We will add Hystrix to our service consumer microservice and enhance the add service to return a basic response even when Microservice A is down.
We will start with adding Hystrix Starter to the pom.xml file of service consumer microservice. The following snippet shows the dependency details:
<dependency>
<groupId>org.springframework.cloud</groupId>
<artifactId>spring-cloud-starter-hystrix</artifactId>
</dependency>
Next, we would enable Hystrix auto-configuration by adding the @EnableHystrix annotation to the ServiceConsumerApplication class. The following snippet shows the details:
@SpringBootApplication
@EnableFeignClients("com.mastering.spring.consumer")
@EnableHystrix
@EnableDiscoveryClient
public class ServiceConsumerApplication {
NumberAdderController exposes a service with request mapping /add. This uses RandomServiceProxy to fetch random numbers. What if this service fails? Hystrix provides a fallback. The following snippet shows how we can add a fallback method to a request mapping.
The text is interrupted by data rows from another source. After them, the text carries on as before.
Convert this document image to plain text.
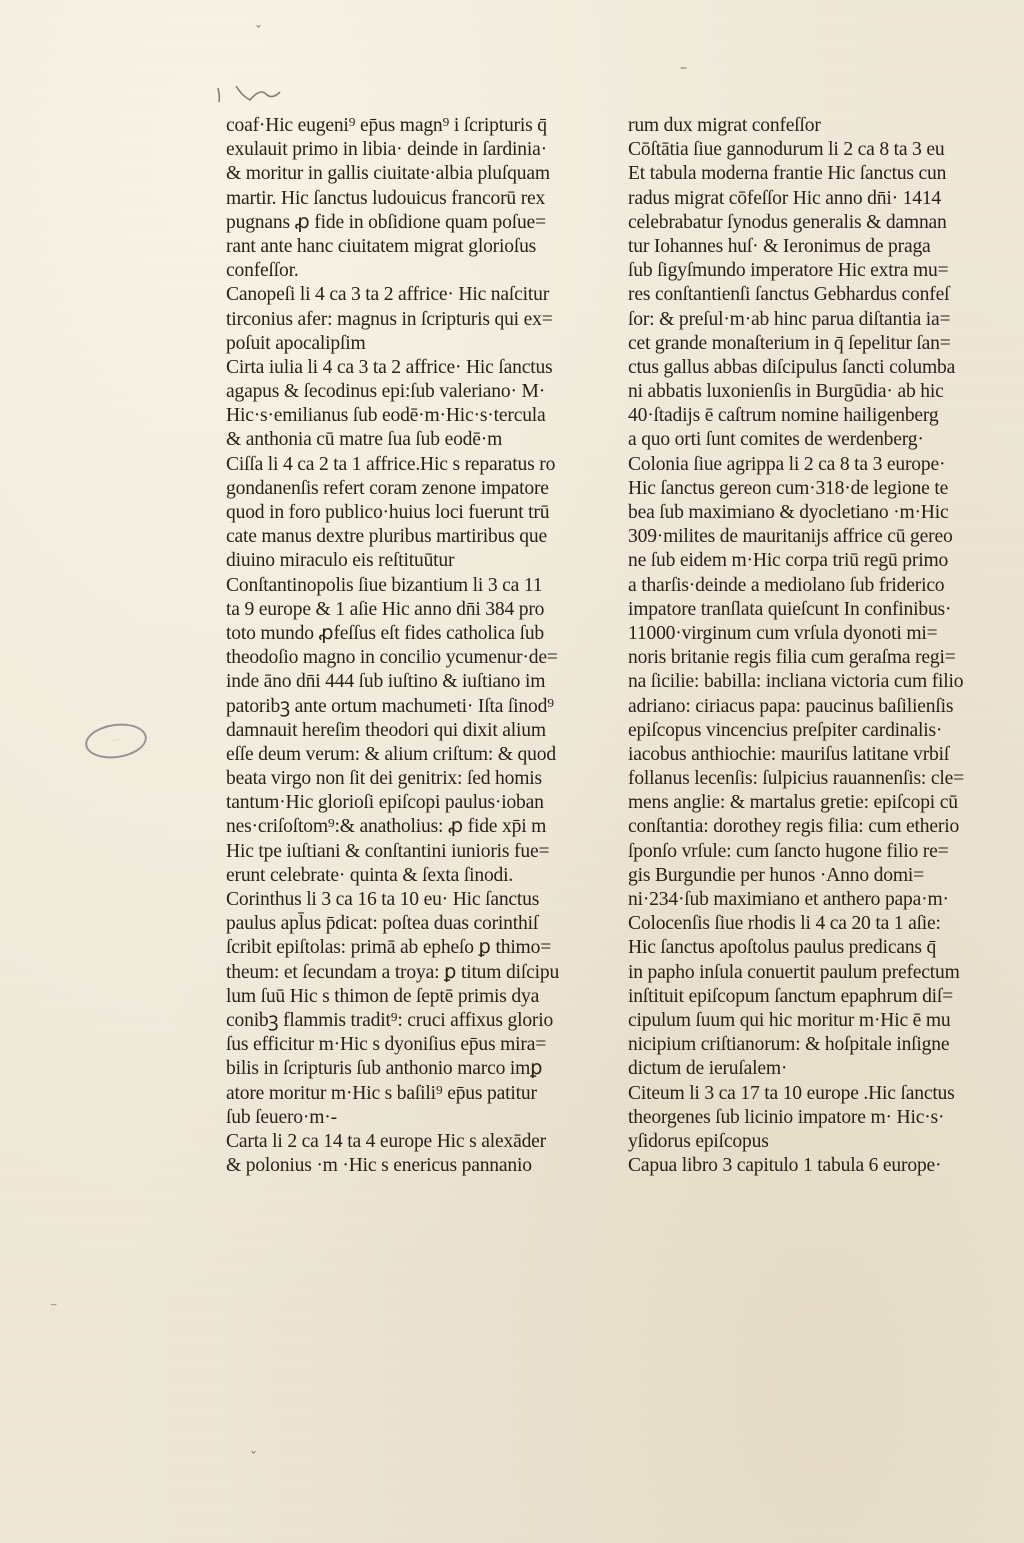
◦◦◦
ˇ
–
⁻
ˇ
coaf·Hic eugeni⁹ ep̄us magn⁹ i ſcripturis q̄
exulauit primo in libia· deinde in ſardinia·
& moritur in gallis ciuitate·albia pluſquam
martir. Hic ſanctus ludouicus francorū rex
pugnans ꝓ fide in obſidione quam poſue=
rant ante hanc ciuitatem migrat glorioſus
confeſſor.
Canopeſi li 4 ca 3 ta 2 affrice· Hic naſcitur
tirconius afer: magnus in ſcripturis qui ex=
poſuit apocalipſim
Cirta iulia li 4 ca 3 ta 2 affrice· Hic ſanctus
agapus & ſecodinus epi:ſub valeriano· M·
Hic·s·emilianus ſub eodē·m·Hic·s·tercula
& anthonia cū matre ſua ſub eodē·m
Ciſſa li 4 ca 2 ta 1 affrice.Hic s reparatus ro
gondanenſis refert coram zenone impatore
quod in foro publico·huius loci fuerunt trū
cate manus dextre pluribus martiribus que
diuino miraculo eis reſtituūtur
Conſtantinopolis ſiue bizantium li 3 ca 11
ta 9 europe & 1 aſie Hic anno dn̄i 384 pro
toto mundo ꝓfeſſus eſt fides catholica ſub
theodoſio magno in concilio ycumenur·de=
inde āno dn̄i 444 ſub iuſtino & iuſtiano im
patoribꝫ ante ortum machumeti· Iſta ſinod⁹
damnauit hereſim theodori qui dixit alium
eſſe deum verum: & alium criſtum: & quod
beata virgo non ſit dei genitrix: ſed homis
tantum·Hic glorioſi epiſcopi paulus·ioban
nes·criſoſtom⁹:& anatholius: ꝓ fide xp̄i m
Hic tpe iuſtiani & conſtantini iunioris fue=
erunt celebrate· quinta & ſexta ſinodi.
Corinthus li 3 ca 16 ta 10 eu· Hic ſanctus
paulus apl̄us p̄dicat: poſtea duas corinthiſ
ſcribit epiſtolas: primā ab epheſo ꝑ thimo=
theum: et ſecundam a troya: ꝑ titum diſcipu
lum ſuū Hic s thimon de ſeptē primis dya
conibꝫ flammis tradit⁹: cruci affixus glorio
ſus efficitur m·Hic s dyoniſius ep̄us mira=
bilis in ſcripturis ſub anthonio marco imꝑ
atore moritur m·Hic s baſili⁹ ep̄us patitur
ſub ſeuero·m·-
Carta li 2 ca 14 ta 4 europe Hic s alexāder
& polonius ·m ·Hic s enericus pannanio
rum dux migrat confeſſor
Cōſtātia ſiue gannodurum li 2 ca 8 ta 3 eu
Et tabula moderna frantie Hic ſanctus cun
radus migrat cōfeſſor Hic anno dn̄i· 1414
celebrabatur ſynodus generalis & damnan
tur Iohannes huſ· & Ieronimus de praga
ſub ſigyſmundo imperatore Hic extra mu=
res conſtantienſi ſanctus Gebhardus confeſ
ſor: & preſul·m·ab hinc parua diſtantia ia=
cet grande monaſterium in q̄ ſepelitur ſan=
ctus gallus abbas diſcipulus ſancti columba
ni abbatis luxonienſis in Burgūdia· ab hic
40·ſtadijs ē caſtrum nomine hailigenberg
a quo orti ſunt comites de werdenberg·
Colonia ſiue agrippa li 2 ca 8 ta 3 europe·
Hic ſanctus gereon cum·318·de legione te
bea ſub maximiano & dyocletiano ·m·Hic
309·milites de mauritanijs affrice cū gereo
ne ſub eidem m·Hic corpa triū regū primo
a tharſis·deinde a mediolano ſub friderico
impatore tranſlata quieſcunt In confinibus·
11000·virginum cum vrſula dyonoti mi=
noris britanie regis filia cum geraſma regi=
na ſicilie: babilla: incliana victoria cum filio
adriano: ciriacus papa: paucinus baſilienſis
epiſcopus vincencius preſpiter cardinalis·
iacobus anthiochie: mauriſus latitane vrbiſ
follanus lecenſis: ſulpicius rauannenſis: cle=
mens anglie: & martalus gretie: epiſcopi cū
conſtantia: dorothey regis filia: cum etherio
ſponſo vrſule: cum ſancto hugone filio re=
gis Burgundie per hunos ·Anno domi=
ni·234·ſub maximiano et anthero papa·m·
Colocenſis ſiue rhodis li 4 ca 20 ta 1 aſie:
Hic ſanctus apoſtolus paulus predicans q̄
in papho inſula conuertit paulum prefectum
inſtituit epiſcopum ſanctum epaphrum diſ=
cipulum ſuum qui hic moritur m·Hic ē mu
nicipium criſtianorum: & hoſpitale inſigne
dictum de ieruſalem·
Citeum li 3 ca 17 ta 10 europe .Hic ſanctus
theorgenes ſub licinio impatore m· Hic·s·
yſidorus epiſcopus
Capua libro 3 capitulo 1 tabula 6 europe·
All we need to do is add the @HystrixCommand annotation to the fallbackMethod attribute, defining the name of the fallback method--in this example, getDefaultResponse:
@HystrixCommand(fallbackMethod = "getDefaultResponse")
@RequestMapping("/add")
public Long add() {
//Logic of add() method
}
Next, we define the getDefaultResponse() method with the same return type as the add() method. It returns a default hardcoded value:
public Long getDefaultResponse() {
return 10000L;
}
Let's bring down Microservice A and invoke http://localhost:8100/add. You will get the following response:
10000
When Microservice A fails, the service consumer microservice handles it gracefully and offers reduced functionality.